Serum concentrations of COL4A5 can also be considered a good prognostic marker due to their association with survival, being lower in survivors than in patients who died. In the deceased group, a correlation was demonstrated between the marker and impaired lung function. Interestingly, this protein is not influenced by comorbidities, such as acute rejection or infections, or by therapies for BOS.

From a biological point of view, the main biological triggers of BOS remain unclear. Self-perpetuating activation of fibroblasts and excessive release of collagen leading to peribronchiolar fibrosis after a decline in lung function and airway obstruction are reported to be associated with onset of BOS [25]. This led to research into several markers related to the extracellular matrix (ECM), such as matrix metalloproteinase-9 (MMP-9), and to tissue remodelling, such as VEGF and VEGF receptor 2 (VEGFR2) [26,27,28].

In particular, in COPD patients, ECM turnover may damage lung architecture, impairing lung function [16]. Matrix metalloproteinase breaks down different fragments of collagen.

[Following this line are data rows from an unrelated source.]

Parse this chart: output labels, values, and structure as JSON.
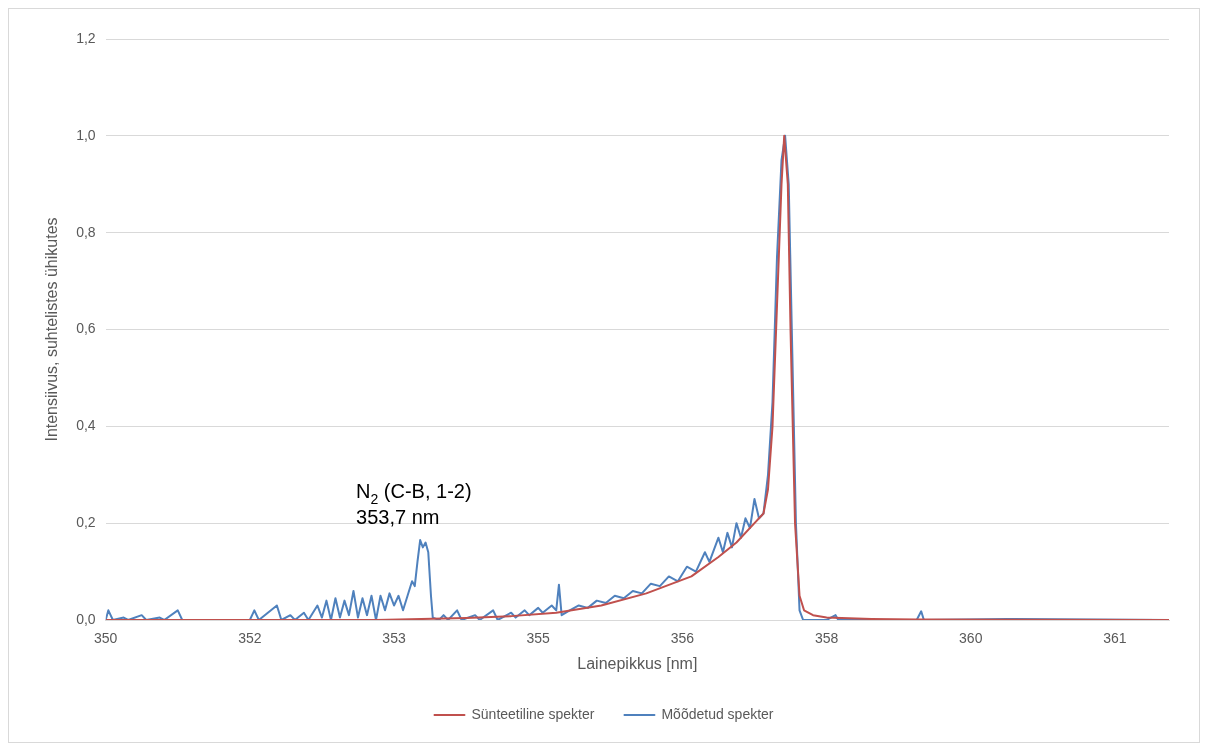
{
  "chart_data": {
    "type": "line",
    "xlabel": "Lainepikkus [nm]",
    "ylabel": "Intensiivus, suhtelistes ühikutes",
    "xlim": [
      350,
      361.8
    ],
    "xticks": [
      {
        "value": 350,
        "label": "350"
      },
      {
        "value": 351.6,
        "label": "352"
      },
      {
        "value": 353.2,
        "label": "353"
      },
      {
        "value": 354.8,
        "label": "355"
      },
      {
        "value": 356.4,
        "label": "356"
      },
      {
        "value": 358,
        "label": "358"
      },
      {
        "value": 359.6,
        "label": "360"
      },
      {
        "value": 361.2,
        "label": "361"
      }
    ],
    "ylim": [
      0,
      1.2
    ],
    "yticks": [
      {
        "value": 0,
        "label": "0,0"
      },
      {
        "value": 0.2,
        "label": "0,2"
      },
      {
        "value": 0.4,
        "label": "0,4"
      },
      {
        "value": 0.6,
        "label": "0,6"
      },
      {
        "value": 0.8,
        "label": "0,8"
      },
      {
        "value": 1,
        "label": "1,0"
      },
      {
        "value": 1.2,
        "label": "1,2"
      }
    ],
    "grid": "y",
    "legend": "bottom",
    "marker": "none",
    "line_style": "solid",
    "annotations": [
      {
        "text": "N$_{2}$ (C-B, 1-2)\n353,7 nm",
        "x": 353.5,
        "y": 0.165
      }
    ],
    "series": [
      {
        "name": "Sünteetiline spekter",
        "color": "#c0504d",
        "x": [
          350,
          353,
          353.5,
          354,
          354.5,
          355,
          355.5,
          356,
          356.5,
          356.8,
          357,
          357.2,
          357.3,
          357.35,
          357.4,
          357.45,
          357.5,
          357.53,
          357.57,
          357.6,
          357.65,
          357.7,
          357.75,
          357.85,
          358,
          358.5,
          359,
          361.8
        ],
        "values": [
          0,
          0,
          0.002,
          0.004,
          0.008,
          0.015,
          0.03,
          0.055,
          0.09,
          0.13,
          0.16,
          0.2,
          0.22,
          0.27,
          0.4,
          0.65,
          0.9,
          1,
          0.9,
          0.6,
          0.2,
          0.05,
          0.02,
          0.01,
          0.005,
          0.002,
          0.001,
          0
        ]
      },
      {
        "name": "Mõõdetud spekter",
        "color": "#4f81bd",
        "x": [
          350,
          350.03,
          350.08,
          350.2,
          350.25,
          350.4,
          350.45,
          350.6,
          350.65,
          350.8,
          350.85,
          351,
          351.6,
          351.65,
          351.7,
          351.9,
          351.95,
          352.05,
          352.1,
          352.2,
          352.25,
          352.35,
          352.4,
          352.45,
          352.5,
          352.55,
          352.6,
          352.65,
          352.7,
          352.75,
          352.8,
          352.85,
          352.9,
          352.95,
          353,
          353.05,
          353.1,
          353.15,
          353.2,
          353.25,
          353.3,
          353.35,
          353.4,
          353.43,
          353.46,
          353.49,
          353.52,
          353.55,
          353.58,
          353.61,
          353.63,
          353.7,
          353.75,
          353.8,
          353.9,
          353.95,
          354.1,
          354.15,
          354.3,
          354.35,
          354.5,
          354.55,
          354.65,
          354.7,
          354.8,
          354.85,
          354.95,
          355,
          355.03,
          355.06,
          355.15,
          355.25,
          355.35,
          355.45,
          355.55,
          355.65,
          355.75,
          355.85,
          355.95,
          356.05,
          356.15,
          356.25,
          356.35,
          356.45,
          356.55,
          356.65,
          356.7,
          356.8,
          356.85,
          356.9,
          356.95,
          357,
          357.05,
          357.1,
          357.15,
          357.2,
          357.25,
          357.3,
          357.35,
          357.4,
          357.45,
          357.5,
          357.54,
          357.58,
          357.62,
          357.66,
          357.7,
          357.74,
          358,
          358.1,
          358.13,
          359,
          359.05,
          359.08,
          360,
          361.8
        ],
        "values": [
          0,
          0.02,
          0,
          0.005,
          0,
          0.01,
          0,
          0.005,
          0,
          0.02,
          0,
          0,
          0,
          0.02,
          0,
          0.03,
          0,
          0.01,
          0,
          0.015,
          0,
          0.03,
          0.005,
          0.04,
          0,
          0.045,
          0.005,
          0.04,
          0.01,
          0.06,
          0.005,
          0.045,
          0.01,
          0.05,
          0,
          0.05,
          0.02,
          0.055,
          0.03,
          0.05,
          0.02,
          0.05,
          0.08,
          0.07,
          0.12,
          0.165,
          0.15,
          0.16,
          0.14,
          0.05,
          0.005,
          0,
          0.01,
          0,
          0.02,
          0,
          0.01,
          0,
          0.02,
          0,
          0.015,
          0.005,
          0.02,
          0.01,
          0.025,
          0.015,
          0.03,
          0.02,
          0.073,
          0.01,
          0.02,
          0.03,
          0.025,
          0.04,
          0.035,
          0.05,
          0.045,
          0.06,
          0.055,
          0.075,
          0.07,
          0.09,
          0.08,
          0.11,
          0.1,
          0.14,
          0.12,
          0.17,
          0.14,
          0.18,
          0.15,
          0.2,
          0.17,
          0.21,
          0.19,
          0.25,
          0.21,
          0.22,
          0.3,
          0.45,
          0.75,
          0.95,
          1,
          0.9,
          0.55,
          0.2,
          0.02,
          0,
          0,
          0.01,
          0,
          0,
          0.018,
          0,
          0.002,
          0
        ]
      }
    ]
  }
}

While patients chronic rejection showed small-airway inflammation known as “obliterative bronchiolitis” that leads to epithelial damage, airway fibrosis and remodelling of the ECM affect the lung interstitial matrix and basement membrane [29]. Some studies showed that besides their role in tissue remodelling, serum concentrations of different MMPs (especially MMP-9) were correlated with BAL neutrophilia in patients with BOS [30, 31]. Interestingly, our cohort of patients also showed BAL neutrophilia.

It has also been demonstrated that FEV1 percentages are inversely correlated with collagen concentration on the surface of the epithelial basement membrane, suggesting that increased bronchial deposition of collagen contributes to deteriorating lung function and airway remodelling [16]. In line with this finding, our data showed a correlation between serum concentrations of COL4A5 and FEV1 at the time of diagnosis of BOS.

The limits of our study include its monocentric and retrospective nature. However, it is the first study to investigate serum concentrations of COL4A5 in BOS patients at and before clinical diagnosis of BOS, and to propose COL4A5 as a potential predictive biomarker of BOS development and as a marker of negative prognosis in lung transplant patients.